INGREDIENTS
Salt and black pepper
200g quick cook spaghetti
1 large onion
4 tbsp olive oil
150g pancetta lardons
150ml double cream
150ml chicken stock
4 egg yolks
100g parmesan cheese grated
1 tbsp parsley, chopped
1 clove garlic
Recipe continues
METHOD
In a pan heat the chicken stock and the double cream.
Bring a pot of salted water to the boil. Add the quick cook spaghetti and cook according to the packet instructions approx 3 minutes. Be careful not to overcook the pasta. When it is tender but still has some bite, drain it thoroughly.
While the pasta is cooking, chop the onion. Heat the olive oil in a frying pan, add the onion and garlic and cook over a medium-high heat until it is just beginning to colour.

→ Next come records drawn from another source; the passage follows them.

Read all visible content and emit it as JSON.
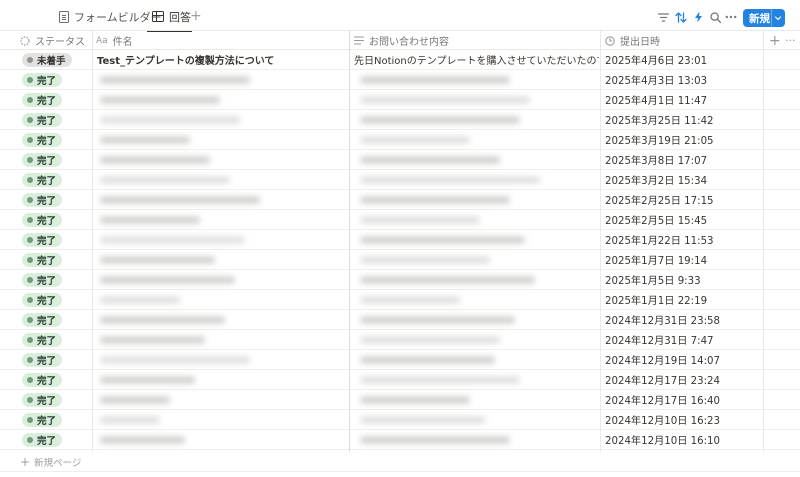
{
  "tabs": [
    {
      "label": "フォームビルダー",
      "icon": "document-icon"
    },
    {
      "label": "回答",
      "icon": "table-icon"
    }
  ],
  "toolbar": {
    "add_view_icon": "plus-icon",
    "filter_icon": "filter-icon",
    "sort_icon": "sort-icon",
    "automation_icon": "lightning-icon",
    "search_icon": "search-icon",
    "more_icon": "more-icon",
    "new_label": "新規",
    "accent": "#2383e2"
  },
  "columns": [
    {
      "label": "ステータス",
      "icon": "status-icon"
    },
    {
      "label": "件名",
      "icon_text": "Aa"
    },
    {
      "label": "お問い合わせ内容",
      "icon": "text-lines-icon"
    },
    {
      "label": "提出日時",
      "icon": "clock-icon"
    }
  ],
  "status_colors": {
    "done_bg": "#dbeddb",
    "done_dot": "#6c9b7d",
    "todo_bg": "#e3e2e0",
    "todo_dot": "#91918e"
  },
  "rows": [
    {
      "status": "未着手",
      "kind": "todo",
      "subject": "Test_テンプレートの複製方法について",
      "content": "先日Notionのテンプレートを購入させていただいたのですが、複",
      "date": "2025年4月6日 23:01"
    },
    {
      "status": "完了",
      "kind": "done",
      "subject": "",
      "content": "",
      "date": "2025年4月3日 13:03"
    },
    {
      "status": "完了",
      "kind": "done",
      "subject": "",
      "content": "",
      "date": "2025年4月1日 11:47"
    },
    {
      "status": "完了",
      "kind": "done",
      "subject": "",
      "content": "",
      "date": "2025年3月25日 11:42"
    },
    {
      "status": "完了",
      "kind": "done",
      "subject": "",
      "content": "",
      "date": "2025年3月19日 21:05"
    },
    {
      "status": "完了",
      "kind": "done",
      "subject": "",
      "content": "",
      "date": "2025年3月8日 17:07"
    },
    {
      "status": "完了",
      "kind": "done",
      "subject": "",
      "content": "",
      "date": "2025年3月2日 15:34"
    },
    {
      "status": "完了",
      "kind": "done",
      "subject": "",
      "content": "",
      "date": "2025年2月25日 17:15"
    },
    {
      "status": "完了",
      "kind": "done",
      "subject": "",
      "content": "",
      "date": "2025年2月5日 15:45"
    },
    {
      "status": "完了",
      "kind": "done",
      "subject": "",
      "content": "",
      "date": "2025年1月22日 11:53"
    },
    {
      "status": "完了",
      "kind": "done",
      "subject": "",
      "content": "",
      "date": "2025年1月7日 19:14"
    },
    {
      "status": "完了",
      "kind": "done",
      "subject": "",
      "content": "",
      "date": "2025年1月5日 9:33"
    },
    {
      "status": "完了",
      "kind": "done",
      "subject": "",
      "content": "",
      "date": "2025年1月1日 22:19"
    },
    {
      "status": "完了",
      "kind": "done",
      "subject": "",
      "content": "",
      "date": "2024年12月31日 23:58"
    },
    {
      "status": "完了",
      "kind": "done",
      "subject": "",
      "content": "",
      "date": "2024年12月31日 7:47"
    },
    {
      "status": "完了",
      "kind": "done",
      "subject": "",
      "content": "",
      "date": "2024年12月19日 14:07"
    },
    {
      "status": "完了",
      "kind": "done",
      "subject": "",
      "content": "",
      "date": "2024年12月17日 23:24"
    },
    {
      "status": "完了",
      "kind": "done",
      "subject": "",
      "content": "",
      "date": "2024年12月17日 16:40"
    },
    {
      "status": "完了",
      "kind": "done",
      "subject": "",
      "content": "",
      "date": "2024年12月10日 16:23"
    },
    {
      "status": "完了",
      "kind": "done",
      "subject": "",
      "content": "",
      "date": "2024年12月10日 16:10"
    }
  ],
  "footer": {
    "new_page_label": "新規ページ"
  }
}
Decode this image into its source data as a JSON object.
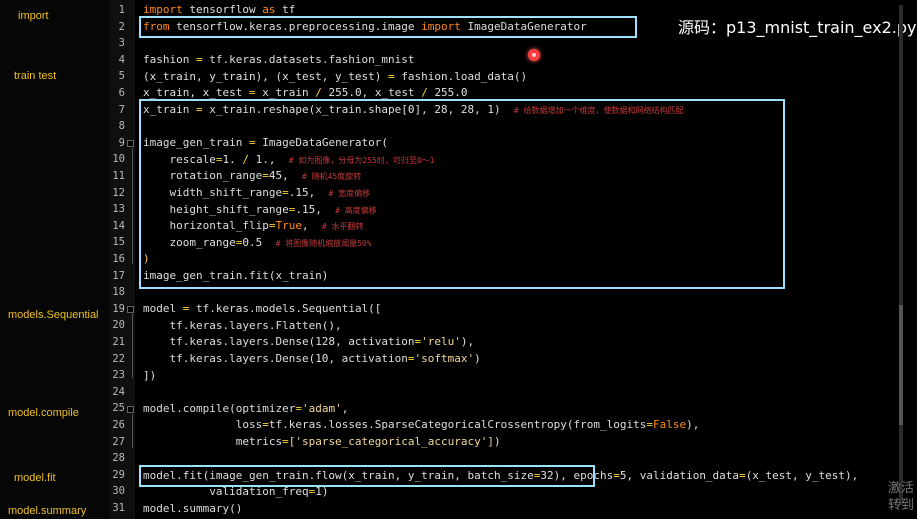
{
  "source_title": "源码：p13_mnist_train_ex2.py",
  "sections": {
    "import": "import",
    "train_test": "train  test",
    "sequential": "models.Sequential",
    "compile": "model.compile",
    "fit": "model.fit",
    "summary": "model.summary"
  },
  "line_numbers": [
    "1",
    "2",
    "3",
    "4",
    "5",
    "6",
    "7",
    "8",
    "9",
    "10",
    "11",
    "12",
    "13",
    "14",
    "15",
    "16",
    "17",
    "18",
    "19",
    "20",
    "21",
    "22",
    "23",
    "24",
    "25",
    "26",
    "27",
    "28",
    "29",
    "30",
    "31"
  ],
  "code": {
    "l1": [
      "import",
      " tensorflow ",
      "as",
      " tf"
    ],
    "l2": [
      "from",
      " tensorflow.keras.preprocessing.image ",
      "import",
      " ImageDataGenerator"
    ],
    "l4": [
      "fashion ",
      "=",
      " tf.keras.datasets.fashion_mnist"
    ],
    "l5": [
      "(x_train, y_train), (x_test, y_test) ",
      "=",
      " fashion.load_data()"
    ],
    "l6": [
      "x_train, x_test ",
      "=",
      " x_train ",
      "/",
      " ",
      "255.0",
      ", x_test ",
      "/",
      " ",
      "255.0"
    ],
    "l7": [
      "x_train ",
      "=",
      " x_train.reshape(x_train.shape[",
      "0",
      "], ",
      "28",
      ", ",
      "28",
      ", ",
      "1",
      ")  ",
      "# 给数据增加一个维度，使数据和网络结构匹配"
    ],
    "l9": [
      "image_gen_train ",
      "=",
      " ImageDataGenerator("
    ],
    "l10": [
      "    rescale",
      "=",
      "1. ",
      "/",
      " 1.,  ",
      "# 如为图像，分母为255时，可归至0～1"
    ],
    "l11": [
      "    rotation_range",
      "=",
      "45",
      ",  ",
      "# 随机45度旋转"
    ],
    "l12": [
      "    width_shift_range",
      "=",
      ".15",
      ",  ",
      "# 宽度偏移"
    ],
    "l13": [
      "    height_shift_range",
      "=",
      ".15",
      ",  ",
      "# 高度偏移"
    ],
    "l14": [
      "    horizontal_flip",
      "=",
      "True",
      ",  ",
      "# 水平翻转"
    ],
    "l15": [
      "    zoom_range",
      "=",
      "0.5",
      "  ",
      "# 将图像随机缩放阈量50%"
    ],
    "l16": [
      ")"
    ],
    "l17": [
      "image_gen_train.fit(x_train)"
    ],
    "l19": [
      "model ",
      "=",
      " tf.keras.models.Sequential(["
    ],
    "l20": [
      "    tf.keras.layers.Flatten(),"
    ],
    "l21": [
      "    tf.keras.layers.Dense(",
      "128",
      ", activation",
      "=",
      "'relu'",
      "),"
    ],
    "l22": [
      "    tf.keras.layers.Dense(",
      "10",
      ", activation",
      "=",
      "'softmax'",
      ")"
    ],
    "l23": [
      "])"
    ],
    "l25": [
      "model.compile(optimizer",
      "=",
      "'adam'",
      ","
    ],
    "l26": [
      "              loss",
      "=",
      "tf.keras.losses.SparseCategoricalCrossentropy(from_logits",
      "=",
      "False",
      "),"
    ],
    "l27": [
      "              metrics",
      "=",
      "['sparse_categorical_accuracy']",
      ")"
    ],
    "l29": [
      "model.fit(image_gen_train.flow(x_train, y_train, batch_size",
      "=",
      "32",
      "), epochs",
      "=",
      "5",
      ", validation_data",
      "=",
      "(x_test, y_test),"
    ],
    "l30": [
      "          validation_freq",
      "=",
      "1",
      ")"
    ],
    "l31": [
      "model.summary()"
    ]
  },
  "watermark": "激活 转到"
}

In a separate pan, fry the pancetta until golden brown, and then add it to the onion. Pour in the cream and stock mixture, bring to the boil and season with salt.
Remove the pan from the heat. Add the drained spaghetti to the sauce, followed by the egg yolks, parsley and parmesan and mix well together.
Serve straight away with plenty of freshly ground black pepper.
Tip
Be sure to pull the pan off the heat before you add the egg yolks to prevent them from scrambling. Serve promptly.